Ever since I started looking into the UK broadband and FTTx market I have heard time and again the pride of various players (Ofcom, BT and others) in the pioneer role that the UK played in broadband emergence and adoption. When discussions steer towards NGA and FTTx in particular though, the pride either turns to arrogance or shame. There seems to be something rotten in the state of UK NGA.
Yesterday I was pointed to a release by Research firm Point Topic on UK FTTx deployment and adoption. I will tell you honestly, I nearly fell off my chair. I'm ashamed enough that the French FTTx numbers don't reach the 100k mark yet, imagine my astonishment at seeing that there were less than 3000 FTTx subscribers in the UK (an adoption rate of 0.005%) half of which are FTTC.
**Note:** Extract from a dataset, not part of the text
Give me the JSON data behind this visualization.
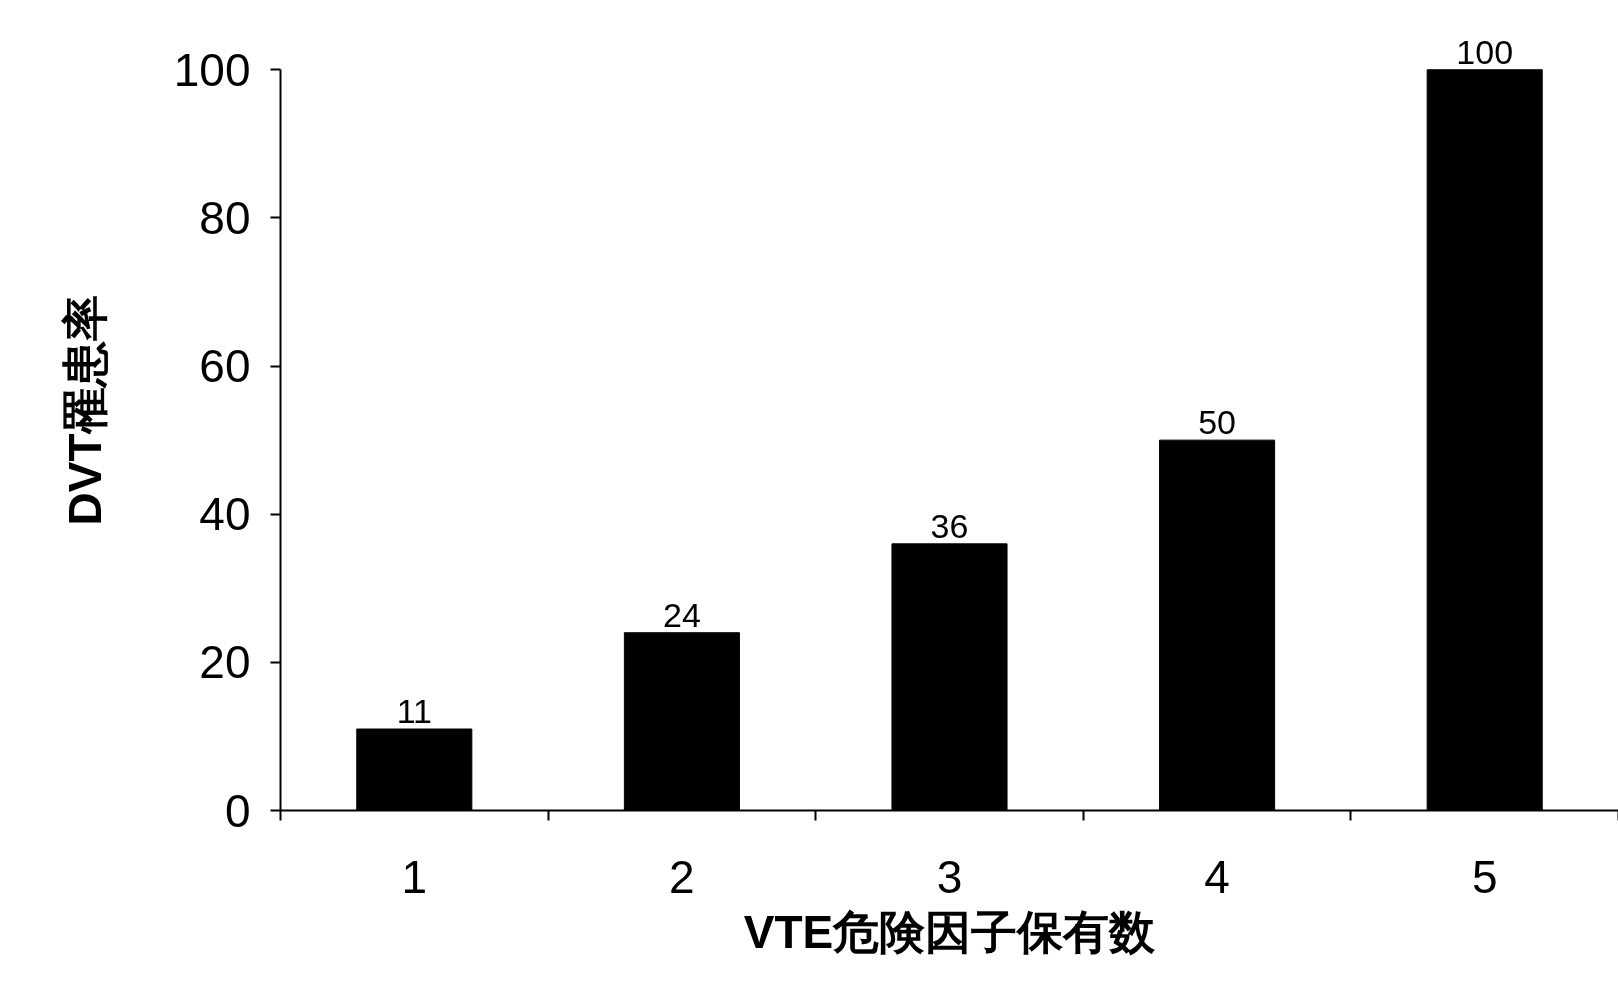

BT seems bullish about its FTTC deployment in the next few months though. According to Point Topic "BT anticipates 4,500
NGA street cabinets installed by March 2010, serving about 1 million
premises, and 20,000 by the following March". Is this just a case of a measurement being made too soon ? Maybe, although I have a hard time imagining that deployment will be that fast, and an even harder time thinking that adoption will follow at the same rate.
Such numbers leave the door open for FTTH Council Europe President Karel Helsen to suggest that UK PLC bet on the wrong horse for its NGA deployment, as hinted in his editorial published in the Financial Times on Monday. Here's how he concludes his piece:
"In the Council’s view, money should not be spent on short-term fixes
that will be obsolete in a few years. Fibre-to-the-home is often
described as future proof – optical fibre has virtually unlimited
capacity both to and from the user, so bandwidth upgrades only require
changes to the equipment on the ends of the link.
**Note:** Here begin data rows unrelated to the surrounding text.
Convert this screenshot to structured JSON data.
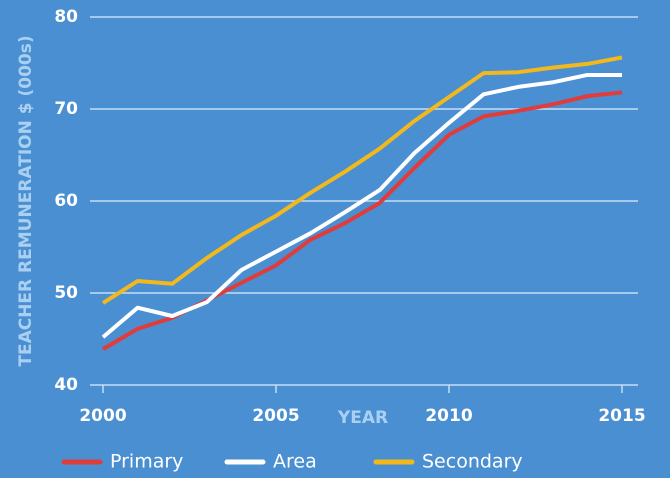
{
  "chart_data": {
    "type": "line",
    "x_label": "YEAR",
    "y_label": "TEACHER REMUNERATION $ (000s)",
    "x": [
      2000,
      2001,
      2002,
      2003,
      2004,
      2005,
      2006,
      2007,
      2008,
      2009,
      2010,
      2011,
      2012,
      2013,
      2014,
      2015
    ],
    "series": [
      {
        "name": "Primary",
        "color": "#e03c3c",
        "values": [
          43.9,
          46.1,
          47.3,
          49.2,
          51.1,
          53.0,
          55.8,
          57.6,
          59.8,
          63.6,
          67.2,
          69.2,
          69.8,
          70.5,
          71.4,
          71.8
        ]
      },
      {
        "name": "Area",
        "color": "#ffffff",
        "values": [
          45.2,
          48.4,
          47.5,
          49.0,
          52.5,
          54.5,
          56.5,
          58.8,
          61.2,
          65.2,
          68.5,
          71.6,
          72.4,
          72.9,
          73.7,
          73.7
        ]
      },
      {
        "name": "Secondary",
        "color": "#f2b81c",
        "values": [
          48.9,
          51.3,
          51.0,
          53.8,
          56.3,
          58.4,
          60.9,
          63.2,
          65.7,
          68.7,
          71.3,
          73.9,
          74.0,
          74.5,
          74.9,
          75.6
        ]
      }
    ],
    "xlim": [
      2000,
      2015
    ],
    "xticks": [
      2000,
      2005,
      2010,
      2015
    ],
    "ylim": [
      40,
      80
    ],
    "yticks": [
      40,
      50,
      60,
      70,
      80
    ],
    "grid": true,
    "legend": "bottom"
  }
}
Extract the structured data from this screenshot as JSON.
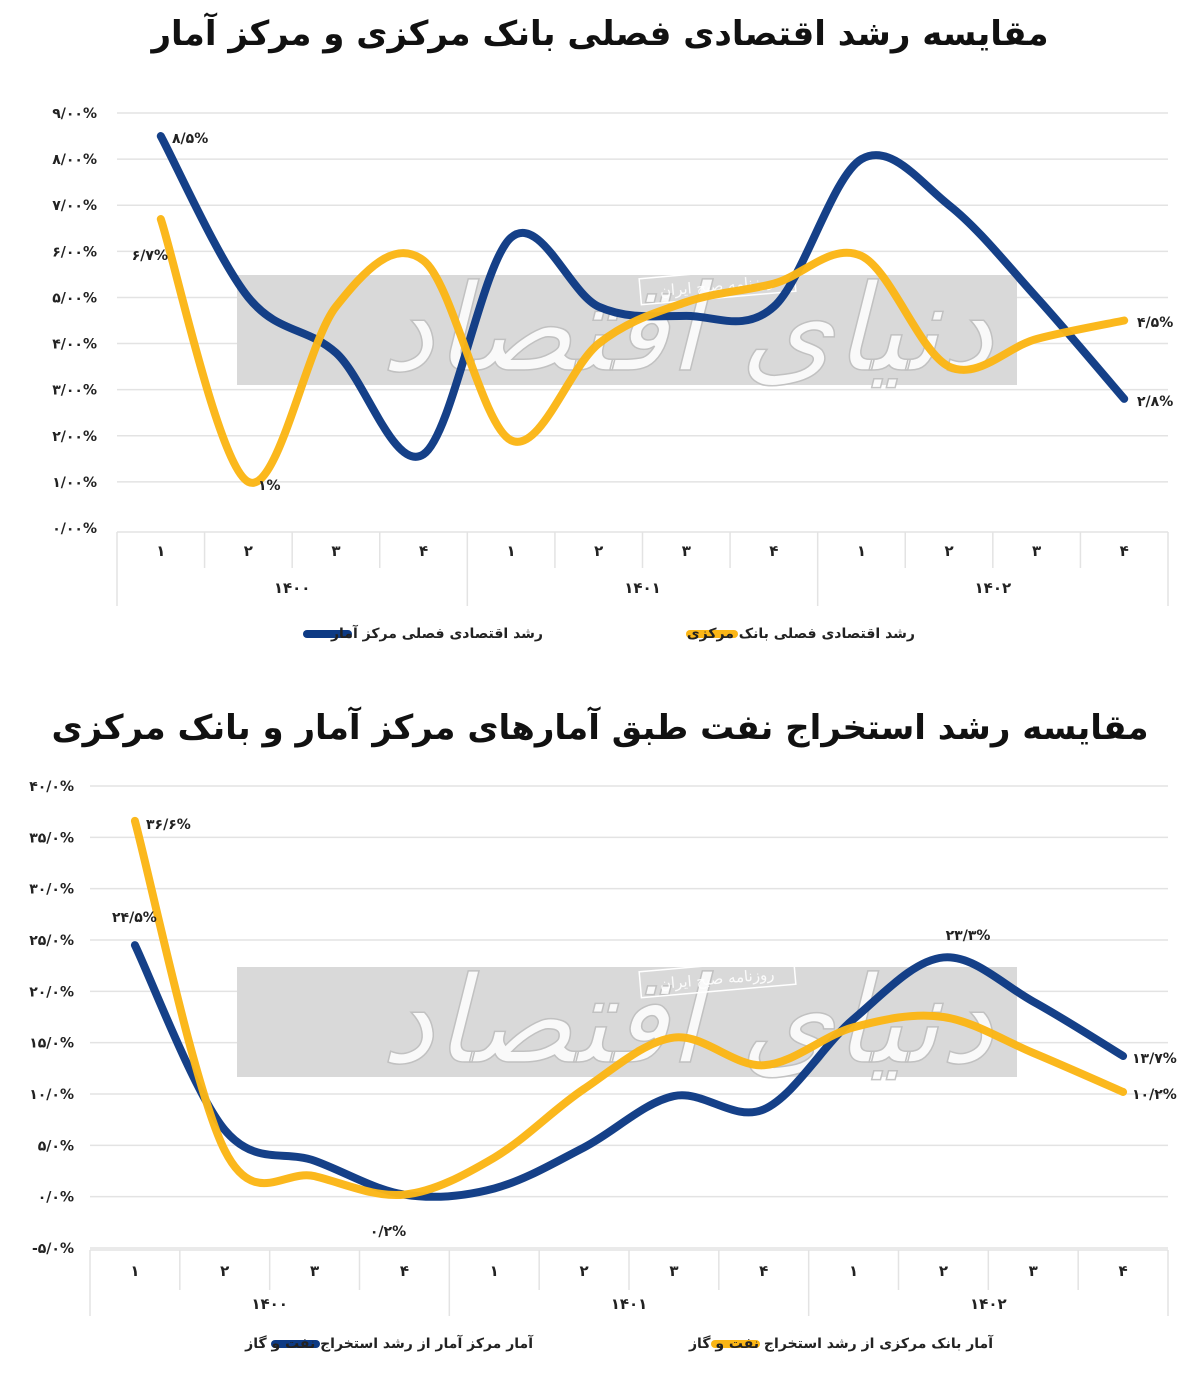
{
  "colors": {
    "blue": "#0d3a84",
    "yellow": "#fbb616",
    "grid": "#e3e3e3",
    "watermark_box": "#d9d9d9"
  },
  "watermark": {
    "brand": "دنیای اقتصاد",
    "tag": "روزنامه صبح ایران"
  },
  "chart_data": [
    {
      "type": "line",
      "title": "مقایسه رشد اقتصادی فصلی بانک مرکزی و مرکز آمار",
      "xlabel": "",
      "ylabel": "",
      "ylim": [
        0,
        9
      ],
      "grid": true,
      "legend_position": "bottom",
      "y_ticks": [
        "۹/۰۰%",
        "۸/۰۰%",
        "۷/۰۰%",
        "۶/۰۰%",
        "۵/۰۰%",
        "۴/۰۰%",
        "۳/۰۰%",
        "۲/۰۰%",
        "۱/۰۰%",
        "۰/۰۰%"
      ],
      "categories": [
        "۱",
        "۲",
        "۳",
        "۴",
        "۱",
        "۲",
        "۳",
        "۴",
        "۱",
        "۲",
        "۳",
        "۴"
      ],
      "groups": [
        {
          "label": "۱۴۰۰",
          "span": 4
        },
        {
          "label": "۱۴۰۱",
          "span": 4
        },
        {
          "label": "۱۴۰۲",
          "span": 4
        }
      ],
      "series": [
        {
          "name": "رشد اقتصادی فصلی مرکز آمار",
          "color": "#0d3a84",
          "values": [
            8.5,
            5.0,
            3.8,
            1.6,
            6.3,
            4.8,
            4.6,
            4.8,
            8.0,
            7.0,
            5.0,
            2.8
          ]
        },
        {
          "name": "رشد اقتصادی فصلی بانک مرکزی",
          "color": "#fbb616",
          "values": [
            6.7,
            1.0,
            4.8,
            5.8,
            1.9,
            4.0,
            4.9,
            5.3,
            5.9,
            3.5,
            4.1,
            4.5
          ]
        }
      ],
      "annotations": [
        {
          "text": "۸/۵%",
          "series": 0,
          "index": 0
        },
        {
          "text": "۶/۷%",
          "series": 1,
          "index": 0
        },
        {
          "text": "۱%",
          "series": 1,
          "index": 1
        },
        {
          "text": "۴/۵%",
          "series": 1,
          "index": 11
        },
        {
          "text": "۲/۸%",
          "series": 0,
          "index": 11
        }
      ]
    },
    {
      "type": "line",
      "title": "مقایسه رشد استخراج نفت طبق آمارهای مرکز آمار و بانک مرکزی",
      "xlabel": "",
      "ylabel": "",
      "ylim": [
        -5,
        40
      ],
      "grid": true,
      "legend_position": "bottom",
      "y_ticks": [
        "۴۰/۰%",
        "۳۵/۰%",
        "۳۰/۰%",
        "۲۵/۰%",
        "۲۰/۰%",
        "۱۵/۰%",
        "۱۰/۰%",
        "۵/۰%",
        "۰/۰%",
        "-۵/۰%"
      ],
      "categories": [
        "۱",
        "۲",
        "۳",
        "۴",
        "۱",
        "۲",
        "۳",
        "۴",
        "۱",
        "۲",
        "۳",
        "۴"
      ],
      "groups": [
        {
          "label": "۱۴۰۰",
          "span": 4
        },
        {
          "label": "۱۴۰۱",
          "span": 4
        },
        {
          "label": "۱۴۰۲",
          "span": 4
        }
      ],
      "series": [
        {
          "name": "آمار مرکز آمار از رشد استخراج نفت و گاز",
          "color": "#0d3a84",
          "values": [
            24.5,
            6.5,
            3.5,
            0.2,
            0.8,
            4.8,
            9.8,
            8.5,
            17.3,
            23.3,
            19.0,
            13.7
          ]
        },
        {
          "name": "آمار بانک مرکزی از رشد استخراج نفت و گاز",
          "color": "#fbb616",
          "values": [
            36.6,
            4.5,
            2.0,
            0.2,
            3.8,
            10.5,
            15.5,
            12.8,
            16.5,
            17.5,
            14.0,
            10.2
          ]
        }
      ],
      "annotations": [
        {
          "text": "۳۶/۶%",
          "series": 1,
          "index": 0
        },
        {
          "text": "۲۴/۵%",
          "series": 0,
          "index": 0
        },
        {
          "text": "۰/۲%",
          "series": 0,
          "index": 3
        },
        {
          "text": "۲۳/۳%",
          "series": 0,
          "index": 9
        },
        {
          "text": "۱۳/۷%",
          "series": 0,
          "index": 11
        },
        {
          "text": "۱۰/۲%",
          "series": 1,
          "index": 11
        }
      ]
    }
  ]
}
network once; enjoy it for the next 50 years and beyond – why settle for
It seems hard to argue against this. I have stated in the past that I worry very much about BT's economic space for FTTC. It's hard enough for FTTH providers around the world to convince customers to switch from ADSL (in the absence of clear differentiating services), it's going to be much harder for BT and other ISPs to convince customers to switch to a solution that is nominally not as good as Virgin's HFC and doesn't carry along the TV services that Virgin offers…
Maybe it's too late to switch tracks already. But there's one point in Karel's editorial that I cannot disagree with, and this is one thing I state over and over again when talking to public authorities and policy makers: if you're going to inject public money in NGA deployment, make sure that money will reap 50 years of benefits, not just 5 years.